9 February – 15 May 2022

This close-up on the final years of Louise Bourgeois’ colourful career demonstrates how she used the past to inform the present in provocative new ways, focusing on her masterful way with fabric and textiles.

In the final years of her career, celebrated sculptor and installation artist Louise Bourgeois revisited the early days of her artistic practice to reaffirm the themes she had been working towards her whole life. Exploring identity, sexuality, family relationships and reparation, she created a psychologically charged collection of works made from domestic textiles. Many of the materials she used were pulled from her own personal history, marking a return to her roots – as a child, Louise Bourgeois grew up around fabric, helping in her family’s tapestry restoration atelier in France.

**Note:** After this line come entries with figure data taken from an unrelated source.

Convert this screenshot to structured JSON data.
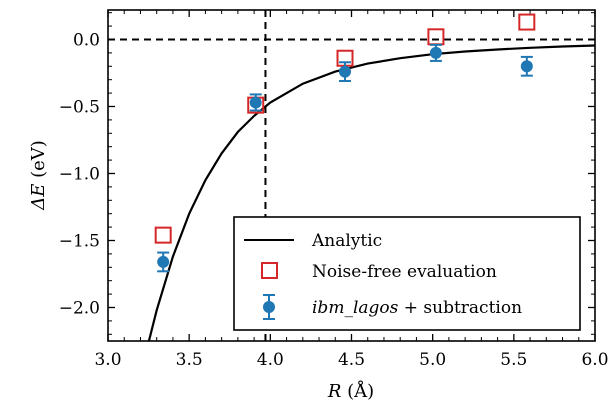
{
  "chart_data": {
    "type": "scatter",
    "xlabel_var": "R",
    "xlabel_unit": "(Å)",
    "ylabel_var": "ΔE",
    "ylabel_unit": "(eV)",
    "xlim": [
      3.0,
      6.0
    ],
    "ylim": [
      -2.25,
      0.22
    ],
    "x_ticks": [
      3.0,
      3.5,
      4.0,
      4.5,
      5.0,
      5.5,
      6.0
    ],
    "x_tick_labels": [
      "3.0",
      "3.5",
      "4.0",
      "4.5",
      "5.0",
      "5.5",
      "6.0"
    ],
    "y_ticks": [
      0.0,
      -0.5,
      -1.0,
      -1.5,
      -2.0
    ],
    "y_tick_labels": [
      "0.0",
      "−0.5",
      "−1.0",
      "−1.5",
      "−2.0"
    ],
    "reference_lines": {
      "y": 0.0,
      "x": 3.97
    },
    "grid": false,
    "legend_position": "lower-right",
    "series": [
      {
        "name": "Analytic",
        "kind": "line",
        "color": "#000000",
        "x": [
          3.25,
          3.3,
          3.4,
          3.5,
          3.6,
          3.7,
          3.8,
          3.9,
          4.0,
          4.2,
          4.4,
          4.6,
          4.8,
          5.0,
          5.2,
          5.4,
          5.6,
          5.8,
          6.0
        ],
        "y": [
          -2.26,
          -2.02,
          -1.62,
          -1.3,
          -1.05,
          -0.85,
          -0.69,
          -0.57,
          -0.47,
          -0.33,
          -0.24,
          -0.18,
          -0.14,
          -0.11,
          -0.09,
          -0.075,
          -0.062,
          -0.052,
          -0.045
        ]
      },
      {
        "name": "Noise-free evaluation",
        "kind": "marker-square-open",
        "color": "#d62728",
        "x": [
          3.34,
          3.91,
          4.46,
          5.02,
          5.58
        ],
        "y": [
          -1.46,
          -0.49,
          -0.14,
          0.02,
          0.13
        ]
      },
      {
        "name_italic": "ibm_lagos",
        "name_rest": " + subtraction",
        "kind": "marker-circle-errorbar",
        "color": "#1f77b4",
        "x": [
          3.34,
          3.91,
          4.46,
          5.02,
          5.58
        ],
        "y": [
          -1.66,
          -0.47,
          -0.24,
          -0.1,
          -0.2
        ],
        "yerr": [
          0.07,
          0.06,
          0.07,
          0.06,
          0.07
        ]
      }
    ]
  }
}
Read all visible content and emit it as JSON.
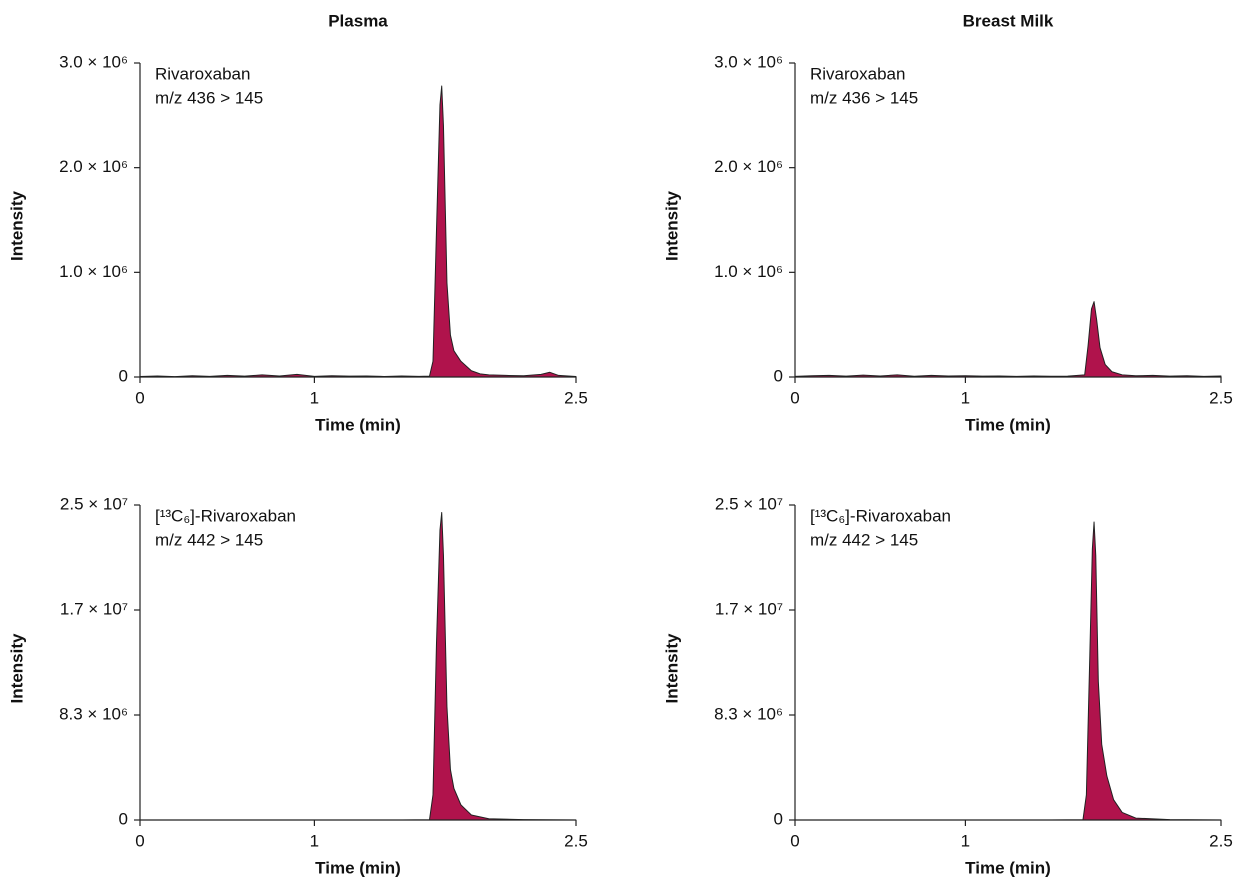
{
  "chart_data": [
    {
      "type": "area",
      "title": "Plasma",
      "annotations": [
        "Rivaroxaban",
        "m/z 436 > 145"
      ],
      "xlabel": "Time (min)",
      "ylabel": "Intensity",
      "color": "#b0134c",
      "x": [
        0,
        0.1,
        0.2,
        0.3,
        0.4,
        0.5,
        0.6,
        0.7,
        0.8,
        0.9,
        1.0,
        1.1,
        1.2,
        1.3,
        1.4,
        1.5,
        1.6,
        1.66,
        1.68,
        1.7,
        1.72,
        1.73,
        1.74,
        1.76,
        1.78,
        1.8,
        1.84,
        1.9,
        1.95,
        2.0,
        2.1,
        2.2,
        2.3,
        2.35,
        2.4,
        2.5
      ],
      "values": [
        5000,
        10000,
        4000,
        12000,
        6000,
        15000,
        8000,
        20000,
        10000,
        25000,
        6000,
        12000,
        8000,
        10000,
        5000,
        9000,
        6000,
        8000,
        150000,
        1400000,
        2600000,
        2780000,
        2400000,
        900000,
        400000,
        250000,
        150000,
        60000,
        30000,
        20000,
        15000,
        12000,
        25000,
        45000,
        15000,
        5000
      ],
      "xlim": [
        0,
        2.5
      ],
      "xticks": [
        0,
        1,
        2.5
      ],
      "ylim": [
        0,
        3000000
      ],
      "yticks": [
        0,
        {
          "value": 1000000,
          "label": "1.0 × 10⁶"
        },
        {
          "value": 2000000,
          "label": "2.0 × 10⁶"
        },
        {
          "value": 3000000,
          "label": "3.0 × 10⁶"
        }
      ]
    },
    {
      "type": "area",
      "title": "Breast Milk",
      "annotations": [
        "Rivaroxaban",
        "m/z 436 > 145"
      ],
      "xlabel": "Time (min)",
      "ylabel": "Intensity",
      "color": "#b0134c",
      "x": [
        0,
        0.1,
        0.2,
        0.3,
        0.4,
        0.5,
        0.6,
        0.7,
        0.8,
        0.9,
        1.0,
        1.1,
        1.2,
        1.3,
        1.4,
        1.5,
        1.6,
        1.7,
        1.72,
        1.74,
        1.755,
        1.77,
        1.79,
        1.82,
        1.86,
        1.92,
        2.0,
        2.1,
        2.2,
        2.3,
        2.4,
        2.5
      ],
      "values": [
        6000,
        12000,
        15000,
        8000,
        18000,
        10000,
        20000,
        7000,
        15000,
        9000,
        12000,
        8000,
        10000,
        6000,
        9000,
        7000,
        8000,
        20000,
        300000,
        650000,
        720000,
        550000,
        280000,
        120000,
        50000,
        20000,
        12000,
        15000,
        8000,
        12000,
        6000,
        10000
      ],
      "xlim": [
        0,
        2.5
      ],
      "xticks": [
        0,
        1,
        2.5
      ],
      "ylim": [
        0,
        3000000
      ],
      "yticks": [
        0,
        {
          "value": 1000000,
          "label": "1.0 × 10⁶"
        },
        {
          "value": 2000000,
          "label": "2.0 × 10⁶"
        },
        {
          "value": 3000000,
          "label": "3.0 × 10⁶"
        }
      ]
    },
    {
      "type": "area",
      "annotations": [
        "[¹³C₆]-Rivaroxaban",
        "m/z 442 > 145"
      ],
      "xlabel": "Time (min)",
      "ylabel": "Intensity",
      "color": "#b0134c",
      "x": [
        0,
        0.5,
        1.0,
        1.5,
        1.66,
        1.68,
        1.7,
        1.72,
        1.73,
        1.74,
        1.76,
        1.78,
        1.8,
        1.84,
        1.9,
        2.0,
        2.2,
        2.5
      ],
      "values": [
        0,
        0,
        0,
        0,
        20000,
        2000000,
        14000000,
        23000000,
        24400000,
        21000000,
        9000000,
        4000000,
        2500000,
        1200000,
        400000,
        100000,
        30000,
        0
      ],
      "xlim": [
        0,
        2.5
      ],
      "xticks": [
        0,
        1,
        2.5
      ],
      "ylim": [
        0,
        25000000
      ],
      "yticks": [
        0,
        {
          "value": 8333333,
          "label": "8.3 × 10⁶"
        },
        {
          "value": 16666667,
          "label": "1.7 × 10⁷"
        },
        {
          "value": 25000000,
          "label": "2.5 × 10⁷"
        }
      ]
    },
    {
      "type": "area",
      "annotations": [
        "[¹³C₆]-Rivaroxaban",
        "m/z 442 > 145"
      ],
      "xlabel": "Time (min)",
      "ylabel": "Intensity",
      "color": "#b0134c",
      "x": [
        0,
        0.5,
        1.0,
        1.5,
        1.69,
        1.71,
        1.73,
        1.745,
        1.755,
        1.765,
        1.78,
        1.8,
        1.83,
        1.87,
        1.92,
        2.0,
        2.2,
        2.5
      ],
      "values": [
        0,
        0,
        0,
        0,
        20000,
        2000000,
        13000000,
        21500000,
        23650000,
        21000000,
        11000000,
        6000000,
        3500000,
        1600000,
        600000,
        150000,
        30000,
        0
      ],
      "xlim": [
        0,
        2.5
      ],
      "xticks": [
        0,
        1,
        2.5
      ],
      "ylim": [
        0,
        25000000
      ],
      "yticks": [
        0,
        {
          "value": 8333333,
          "label": "8.3 × 10⁶"
        },
        {
          "value": 16666667,
          "label": "1.7 × 10⁷"
        },
        {
          "value": 25000000,
          "label": "2.5 × 10⁷"
        }
      ]
    }
  ]
}
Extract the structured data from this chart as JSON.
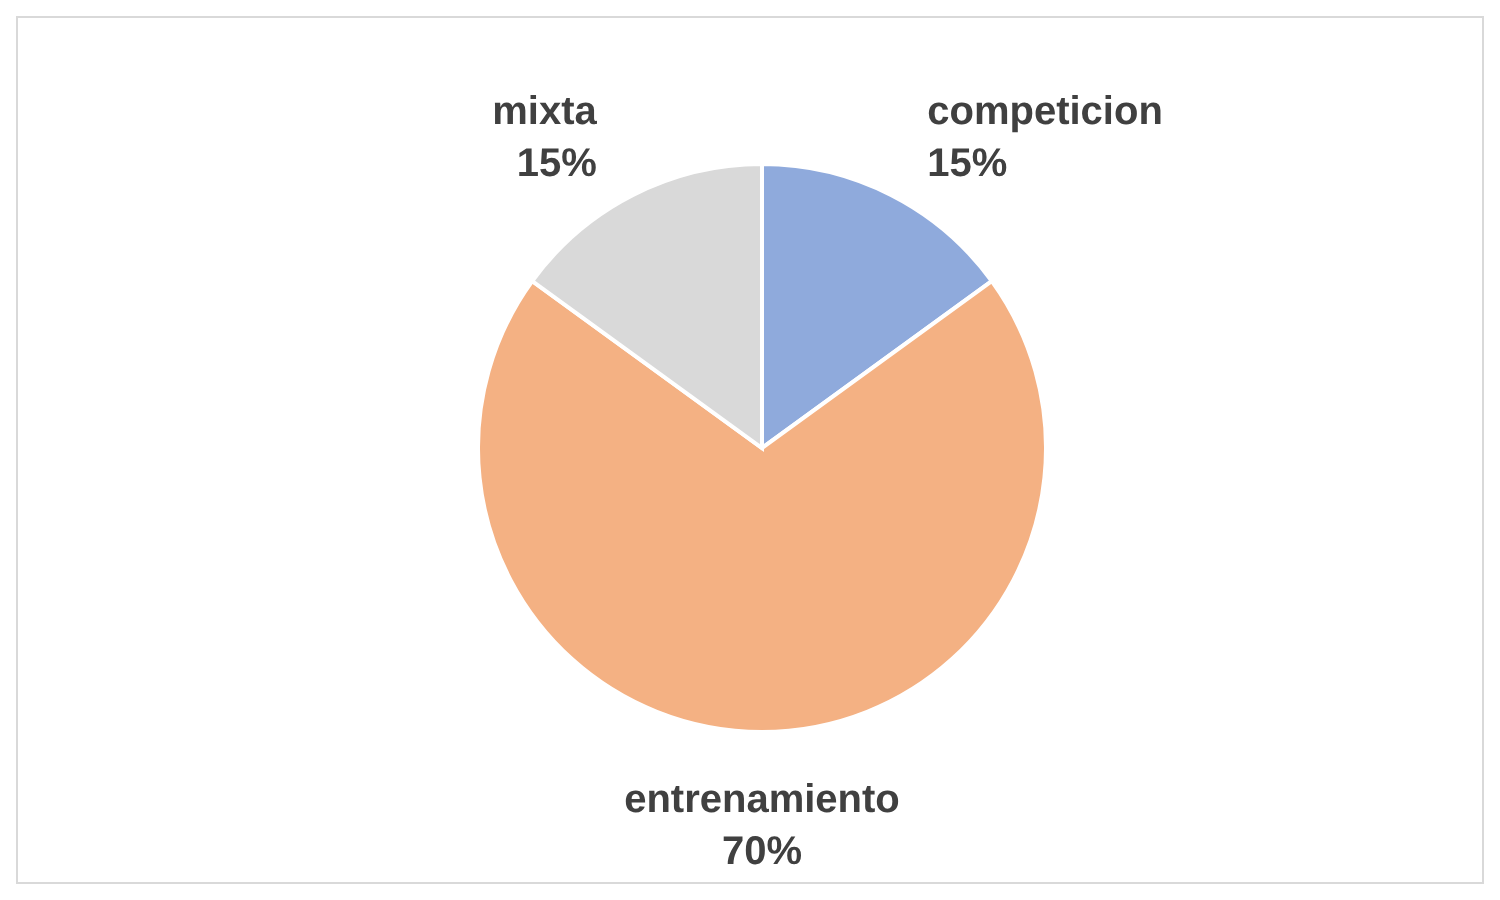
{
  "chart_data": {
    "type": "pie",
    "categories": [
      "competicion",
      "entrenamiento",
      "mixta"
    ],
    "values": [
      15,
      70,
      15
    ],
    "value_labels": [
      "15%",
      "70%",
      "15%"
    ],
    "colors": [
      "#8faadc",
      "#f4b183",
      "#d9d9d9"
    ]
  }
}
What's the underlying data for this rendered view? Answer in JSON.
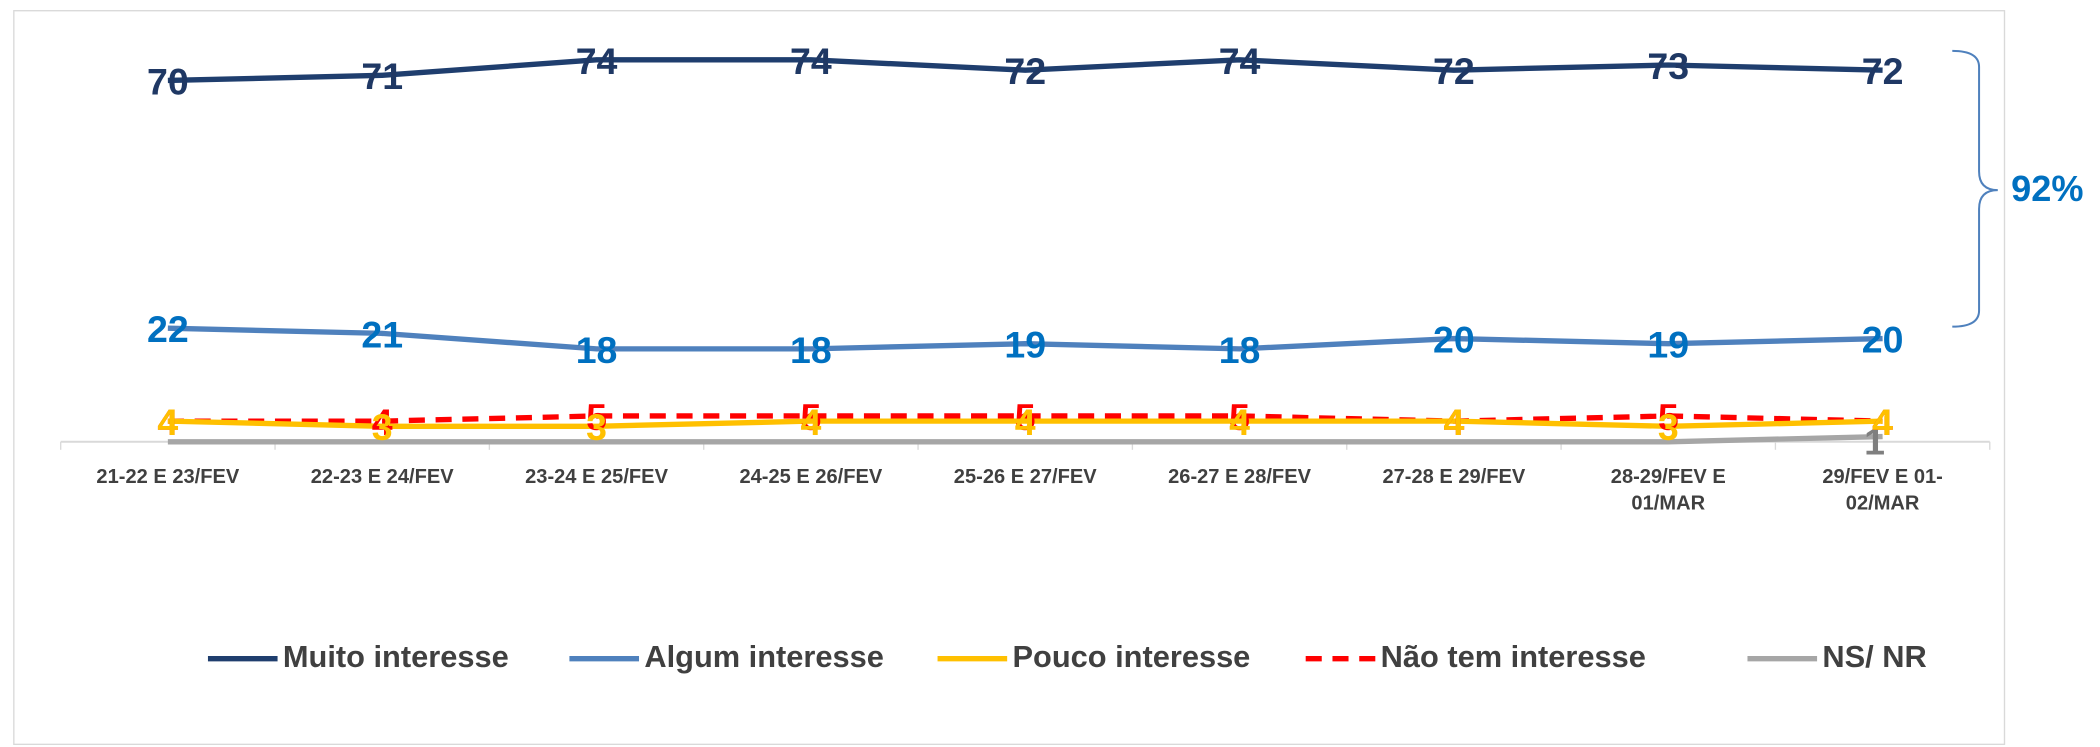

The exhibition includes many works never seen before in the UK, made between the mid-1990s and concluding around the time of the artist’s death in 2010. Hanging sculptures, fabric heads and fantastical, primarily female, bodies echo the unsettling atmosphere of a fairytale, while the exhibition also includes the artist’s drawings, books, prints and collages that give an insight into her practice.

Striking works such as the artist’s famous imposing Spider (1997) will also be on display. The spider was a powerful metaphor for Bourgeois, representing both the protector and predator, whilst also embodying her mother as a weaver and tapestry restorer and the artist’s own complicated practice. She was particularly mesmerised by the spider’s ability to weave its web from its own body, a striking parallel with her career.